If you owned this pencil, there would be absolutely no reason for you to write music at the computer. Even if, like me and many other composers of my generation, you spent your formative years in front of a CRT screen, you’d be foolish to embrace the feeble auditioning capabilities of MIDI instead of the pencil. If all you have, however, is a No. 2 graphite from Office Depot and a G4 iBook, and you’re as comfortable with the iBook as older composers are with the pencil, why not compose with it? If working at the piano is unhelpful—if, for example, one’s music isn’t in twelve-tone E.T. or relies heavily on timbre to make its argument—the case for writing notes on a piece of paper becomes weaker yet. In fact, if I were to write my music the old-school way, some of the things I like most about it, things over which I can only obtain fine control through computer modeling, would probably evaporate.

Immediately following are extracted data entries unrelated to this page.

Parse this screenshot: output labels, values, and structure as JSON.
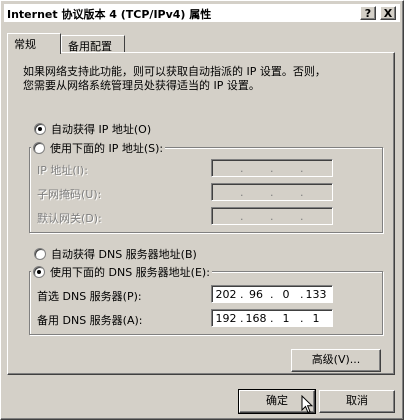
{
  "window": {
    "title": "Internet 协议版本 4 (TCP/IPv4) 属性",
    "help_label": "?",
    "close_label": "X"
  },
  "tabs": [
    {
      "label": "常规",
      "active": true
    },
    {
      "label": "备用配置",
      "active": false
    }
  ],
  "intro": {
    "line1": "如果网络支持此功能，则可以获取自动指派的 IP 设置。否则，",
    "line2": "您需要从网络系统管理员处获得适当的 IP 设置。"
  },
  "ip_section": {
    "auto_label": "自动获得 IP 地址(O)",
    "auto_checked": true,
    "manual_label": "使用下面的 IP 地址(S):",
    "manual_checked": false,
    "fields": [
      {
        "label": "IP 地址(I):",
        "octets": [
          "",
          "",
          "",
          ""
        ]
      },
      {
        "label": "子网掩码(U):",
        "octets": [
          "",
          "",
          "",
          ""
        ]
      },
      {
        "label": "默认网关(D):",
        "octets": [
          "",
          "",
          "",
          ""
        ]
      }
    ]
  },
  "dns_section": {
    "auto_label": "自动获得 DNS 服务器地址(B)",
    "auto_checked": false,
    "manual_label": "使用下面的 DNS 服务器地址(E):",
    "manual_checked": true,
    "fields": [
      {
        "label": "首选 DNS 服务器(P):",
        "octets": [
          "202",
          "96",
          "0",
          "133"
        ]
      },
      {
        "label": "备用 DNS 服务器(A):",
        "octets": [
          "192",
          "168",
          "1",
          "1"
        ]
      }
    ]
  },
  "buttons": {
    "advanced": "高级(V)...",
    "ok": "确定",
    "cancel": "取消"
  }
}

There are, of course, caveats: A healthy skepticism of MIDI realizations is a must. I suppose that taking compositional shorts is made easier by the editing abilities of Finale or Sibelius; these are often pretty transparent in performance. But to suggest, as a composer with whom I had a major altercation about this issue did, that writing by hand imbues some kind of visceral connection with the sounding result that writing using computer can’t equal? That’s simply superstition. Composing directly into a notation program requires a set of creative safeguards, but if you’ve been working in this manner for your entire musical life, your vigilance is unlikely to waver.

So my position on this matter is clear. What I really want to know is whether this is a topic of active debate in the compositional community or just a pet issue for the Luddite fringe. What’s the story?